Nimox/Van den End q.q. - Arrest

Nimox/Van den End q.q. (HR 08-11-1991, NJ 1992, 174)

Kern

Een faillissementscurator is bevoegd voor de belangen van de schuldeisers op te komen bij benadeling van die schuldeisers en kan ook een actie ex artikel 6:162 instellen tegen een derde die bij die benadeling betrokken is geweest. Hierop bestaat geen uitzondering indien slechts de crediteuren worden benadeeld wier vorderingen na de handeling van de derde zijn ontstaan. De curator heeft dan dus geen bijzondere volmacht nodig van die crediteuren. Indien een besluit van de algemene vergadering van aandeelhouders niet is aangetast op grond van art. 2:11 BW, volgt hieruit niet dat uitvoering van het besluit of het door uitoefening van het stemrecht bewerkstelligen van het besluit tegenover derden zoals schuldeisers niet onrechtmatig kan zijn.
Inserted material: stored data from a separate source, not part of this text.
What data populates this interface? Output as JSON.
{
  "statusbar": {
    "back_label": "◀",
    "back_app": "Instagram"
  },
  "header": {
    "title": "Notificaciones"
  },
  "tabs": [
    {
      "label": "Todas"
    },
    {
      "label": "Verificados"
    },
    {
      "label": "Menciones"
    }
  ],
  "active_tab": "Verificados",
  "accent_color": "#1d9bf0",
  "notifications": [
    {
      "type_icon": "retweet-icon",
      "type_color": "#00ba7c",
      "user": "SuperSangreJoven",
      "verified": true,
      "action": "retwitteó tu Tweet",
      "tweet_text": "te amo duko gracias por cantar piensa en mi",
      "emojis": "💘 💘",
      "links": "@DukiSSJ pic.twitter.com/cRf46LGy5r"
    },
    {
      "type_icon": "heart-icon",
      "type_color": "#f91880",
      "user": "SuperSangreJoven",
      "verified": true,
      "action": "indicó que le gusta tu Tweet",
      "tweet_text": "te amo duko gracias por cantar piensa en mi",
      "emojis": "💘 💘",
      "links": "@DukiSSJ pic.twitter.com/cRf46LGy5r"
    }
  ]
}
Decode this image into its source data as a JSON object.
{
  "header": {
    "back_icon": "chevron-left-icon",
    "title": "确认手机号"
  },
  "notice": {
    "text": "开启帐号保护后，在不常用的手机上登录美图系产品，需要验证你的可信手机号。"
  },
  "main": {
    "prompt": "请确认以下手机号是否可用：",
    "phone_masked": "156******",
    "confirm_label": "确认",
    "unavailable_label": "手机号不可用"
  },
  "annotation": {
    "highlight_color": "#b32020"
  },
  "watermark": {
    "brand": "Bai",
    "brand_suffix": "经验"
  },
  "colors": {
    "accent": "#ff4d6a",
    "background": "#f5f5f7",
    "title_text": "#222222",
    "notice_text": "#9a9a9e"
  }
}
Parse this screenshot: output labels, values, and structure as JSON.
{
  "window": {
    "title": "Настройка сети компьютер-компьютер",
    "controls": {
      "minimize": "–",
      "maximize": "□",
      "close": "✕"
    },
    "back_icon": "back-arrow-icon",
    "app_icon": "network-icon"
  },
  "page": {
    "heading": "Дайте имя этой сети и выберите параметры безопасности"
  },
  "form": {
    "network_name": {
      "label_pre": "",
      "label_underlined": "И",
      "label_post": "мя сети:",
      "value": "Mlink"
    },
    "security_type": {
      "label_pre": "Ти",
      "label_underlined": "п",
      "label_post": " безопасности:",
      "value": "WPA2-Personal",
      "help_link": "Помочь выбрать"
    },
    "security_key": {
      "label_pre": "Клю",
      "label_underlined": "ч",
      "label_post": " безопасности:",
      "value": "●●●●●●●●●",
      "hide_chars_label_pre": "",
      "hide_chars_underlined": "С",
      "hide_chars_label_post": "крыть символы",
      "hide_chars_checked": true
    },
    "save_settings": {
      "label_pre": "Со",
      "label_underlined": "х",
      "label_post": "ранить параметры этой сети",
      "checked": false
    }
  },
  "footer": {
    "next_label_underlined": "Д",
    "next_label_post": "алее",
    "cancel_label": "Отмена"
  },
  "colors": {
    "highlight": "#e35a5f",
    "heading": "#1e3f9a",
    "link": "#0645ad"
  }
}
De in de Faillissementswet met betrekking tot de verificatie getroffen voorzieningen staat niet in de weg aan een buiten die voorzieningen om gevoerd geding tussen de curator en een derde die een vordering op de gefailleerde pretendeert, waarbij inzet van het geding is of de vordering geverifieerd kan worden.

Casus

Nimox was enig aandeelhouder van Auditrade BV. Op 20 december 1983 besloot Nimox als enig aandeelhouder op de algemene vergadering van aandeelhouders van Auditrade zichzelf een dividend toe te kennen van ƒ 1.124.000,-. Een dag later verkocht Nimox 49% van de aandelen aan de directeur van Auditrade en 2% aan een derde. Op dezelfde dag verklaarden Nimox en Auditrade de dividendvordering om te zetten in een geldlening, onder o.a.de voorwaarde dat Nomix de tweede fiduciaire eigendom zou krijgen op de voorraden en debiteuren van Auditrade. Juni 1984 verkocht Nimox de vordering voor ƒ1.500.000,- aan NMB-Heller en stelde daarvoor een bankgarantie. NMB-Heller had de eerste fiduciaire eigendom van de voorraden en debiteuren van Auditrade. Op 7 augustus 1984 ging Auditrade failliet. De curator startte een actie uit onrechtmatige daad tegen Nimox.

Rechtbank en hof

De rechtbank wees de vordering van de curator toe op de volgende gronden. Nimox had onrechtmatig gehandeld jegens de schuldeisers door te stemmen voor het dividendbesluit, aangezien dit een ernstige aantasting van het eigen vermogen van Auditrade betekende; dit terwijl Auditrade op het punt stond zich te storten op een risicovol project (welk project zou mislukken waarna Auditrades faillissement volgde).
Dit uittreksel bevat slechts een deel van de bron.